We study a biologically-motivated synchronization problem that gives a finite-state protocol for synchronizing cellular automata. The synchronization in cellular automata has been known as firing squad synchronization problem since its development, in which it was originally proposed by J. Myhill in the book edited by Moore [1964] to synchronize all/some parts of self-reproducing cellular automata. The problem has been studied extensively for more than fifty years. It is defined as follows:
given a one-dimensional array of n identical cellular automata, including a general at one end that is activated at time t = 0, we want to design the automata such that, at some future time, all the cells will simultaneously and, for the first time, enter a special firing state.
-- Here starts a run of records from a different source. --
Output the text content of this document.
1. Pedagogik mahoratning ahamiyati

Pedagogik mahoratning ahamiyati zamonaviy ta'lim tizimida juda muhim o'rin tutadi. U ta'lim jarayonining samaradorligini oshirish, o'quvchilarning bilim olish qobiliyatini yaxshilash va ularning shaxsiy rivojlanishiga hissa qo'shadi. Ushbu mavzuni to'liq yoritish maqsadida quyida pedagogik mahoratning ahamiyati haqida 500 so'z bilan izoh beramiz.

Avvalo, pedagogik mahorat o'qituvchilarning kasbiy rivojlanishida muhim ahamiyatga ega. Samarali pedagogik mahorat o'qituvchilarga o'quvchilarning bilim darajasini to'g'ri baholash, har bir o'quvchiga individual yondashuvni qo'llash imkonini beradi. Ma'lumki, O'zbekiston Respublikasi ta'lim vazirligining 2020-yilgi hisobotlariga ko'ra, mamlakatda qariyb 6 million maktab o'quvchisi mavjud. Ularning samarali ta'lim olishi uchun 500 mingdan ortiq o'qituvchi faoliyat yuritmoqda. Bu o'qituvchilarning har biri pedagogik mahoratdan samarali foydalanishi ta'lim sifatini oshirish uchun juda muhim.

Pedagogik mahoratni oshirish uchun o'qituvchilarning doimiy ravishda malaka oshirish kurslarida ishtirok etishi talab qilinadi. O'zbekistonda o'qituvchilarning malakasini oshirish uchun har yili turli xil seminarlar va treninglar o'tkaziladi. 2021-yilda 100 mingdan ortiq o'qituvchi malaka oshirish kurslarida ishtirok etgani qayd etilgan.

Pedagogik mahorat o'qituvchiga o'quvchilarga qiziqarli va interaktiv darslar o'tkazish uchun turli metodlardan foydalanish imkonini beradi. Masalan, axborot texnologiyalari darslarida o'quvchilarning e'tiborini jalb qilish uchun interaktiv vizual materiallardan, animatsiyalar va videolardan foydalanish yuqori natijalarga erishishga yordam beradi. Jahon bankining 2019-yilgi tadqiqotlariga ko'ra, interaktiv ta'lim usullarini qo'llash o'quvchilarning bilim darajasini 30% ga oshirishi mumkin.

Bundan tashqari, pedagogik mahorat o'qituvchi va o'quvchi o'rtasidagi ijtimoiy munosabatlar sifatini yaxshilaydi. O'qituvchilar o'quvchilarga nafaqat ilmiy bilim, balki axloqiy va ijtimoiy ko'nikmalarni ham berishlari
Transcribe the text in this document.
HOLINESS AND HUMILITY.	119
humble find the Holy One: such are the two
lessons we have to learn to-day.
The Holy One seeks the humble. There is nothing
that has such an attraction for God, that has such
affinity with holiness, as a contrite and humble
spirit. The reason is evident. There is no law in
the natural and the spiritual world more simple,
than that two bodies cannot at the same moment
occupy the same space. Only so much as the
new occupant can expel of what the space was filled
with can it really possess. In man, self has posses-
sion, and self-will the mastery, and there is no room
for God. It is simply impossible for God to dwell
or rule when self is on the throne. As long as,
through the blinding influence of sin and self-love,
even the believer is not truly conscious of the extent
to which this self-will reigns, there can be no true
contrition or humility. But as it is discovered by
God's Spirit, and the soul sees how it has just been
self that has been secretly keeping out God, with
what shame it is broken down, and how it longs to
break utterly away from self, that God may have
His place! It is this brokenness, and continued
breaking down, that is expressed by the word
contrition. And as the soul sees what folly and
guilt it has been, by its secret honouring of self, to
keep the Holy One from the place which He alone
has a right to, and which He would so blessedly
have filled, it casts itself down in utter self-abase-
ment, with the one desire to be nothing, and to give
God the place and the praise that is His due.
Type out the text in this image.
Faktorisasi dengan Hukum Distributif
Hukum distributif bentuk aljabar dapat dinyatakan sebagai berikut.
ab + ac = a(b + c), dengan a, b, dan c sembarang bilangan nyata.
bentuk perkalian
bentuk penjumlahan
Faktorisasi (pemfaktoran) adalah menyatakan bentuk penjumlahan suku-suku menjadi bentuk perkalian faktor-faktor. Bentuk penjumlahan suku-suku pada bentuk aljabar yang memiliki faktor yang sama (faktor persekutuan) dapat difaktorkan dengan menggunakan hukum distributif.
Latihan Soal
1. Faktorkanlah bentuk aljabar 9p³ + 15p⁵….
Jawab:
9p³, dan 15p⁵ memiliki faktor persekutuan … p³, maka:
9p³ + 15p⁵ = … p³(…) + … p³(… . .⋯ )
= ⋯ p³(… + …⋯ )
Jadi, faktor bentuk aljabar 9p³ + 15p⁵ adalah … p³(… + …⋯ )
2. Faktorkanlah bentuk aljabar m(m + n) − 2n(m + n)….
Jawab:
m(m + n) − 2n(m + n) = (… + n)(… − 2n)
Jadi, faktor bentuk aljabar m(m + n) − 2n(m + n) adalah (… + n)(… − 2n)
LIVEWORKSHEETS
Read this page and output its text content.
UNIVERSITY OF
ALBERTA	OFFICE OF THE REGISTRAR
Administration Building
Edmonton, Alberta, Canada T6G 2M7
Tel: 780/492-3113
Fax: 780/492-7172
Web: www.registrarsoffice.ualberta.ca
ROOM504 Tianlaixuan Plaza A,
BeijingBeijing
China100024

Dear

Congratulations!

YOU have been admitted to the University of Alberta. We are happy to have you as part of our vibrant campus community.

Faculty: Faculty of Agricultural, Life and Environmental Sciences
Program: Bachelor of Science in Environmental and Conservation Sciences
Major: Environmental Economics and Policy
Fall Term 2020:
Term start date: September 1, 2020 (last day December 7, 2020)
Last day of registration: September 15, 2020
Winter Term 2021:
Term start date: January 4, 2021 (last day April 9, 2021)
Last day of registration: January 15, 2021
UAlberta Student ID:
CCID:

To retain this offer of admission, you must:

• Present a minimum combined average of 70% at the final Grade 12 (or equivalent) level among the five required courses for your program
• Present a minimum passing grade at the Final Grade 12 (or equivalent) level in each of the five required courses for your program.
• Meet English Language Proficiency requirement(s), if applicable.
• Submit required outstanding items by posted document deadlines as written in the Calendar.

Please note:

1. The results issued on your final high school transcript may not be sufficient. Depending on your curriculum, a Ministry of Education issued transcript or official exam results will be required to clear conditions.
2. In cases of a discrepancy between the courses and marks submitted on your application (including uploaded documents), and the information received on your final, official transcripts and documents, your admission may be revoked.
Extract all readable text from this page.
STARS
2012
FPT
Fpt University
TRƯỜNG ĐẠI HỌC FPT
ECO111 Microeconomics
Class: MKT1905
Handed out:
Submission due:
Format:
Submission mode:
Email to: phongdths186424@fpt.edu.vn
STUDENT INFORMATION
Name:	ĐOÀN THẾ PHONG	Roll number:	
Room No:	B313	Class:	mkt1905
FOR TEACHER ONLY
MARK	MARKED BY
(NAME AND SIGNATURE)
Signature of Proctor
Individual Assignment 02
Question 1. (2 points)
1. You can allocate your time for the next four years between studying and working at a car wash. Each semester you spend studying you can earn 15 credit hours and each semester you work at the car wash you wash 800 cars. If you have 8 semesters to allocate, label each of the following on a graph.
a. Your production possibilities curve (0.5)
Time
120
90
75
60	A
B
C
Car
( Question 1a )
The problem has been referred to as achieving a macro-synchronization in micro-synchronization system and realizing a global synchronization using only local information exchange.

In this paper, we present a survey on recent developments in designing optimum- and non-optimum-time synchronization algorithms and their implementations for one- and two-dimensional cellular arrays. Several simple, state-efficient mapping schemes are proposed for embedding one-dimensional firing squad synchronization algorithms onto two-dimensional arrays. The discussions are made from a viewpoint of biological systems, including fault-tolerance, self-replication, self-reproduction, self-repairing and growing nature-based systems.

[1] E. F. Moore: The firing squad synchronization problem. in Sequential Machines, Selected Papers, E. F. Moore, ed., Addison-Wesley, Reading MA.,(1964), pp. 213-214.

[2] H. Umeo: Firing squad synchronization problem in cellular automata. In Encyclopedia of Complexity and System Science, R. A. Meyers (Ed.), Springer, Vol.4(2009), pp.3537-3574.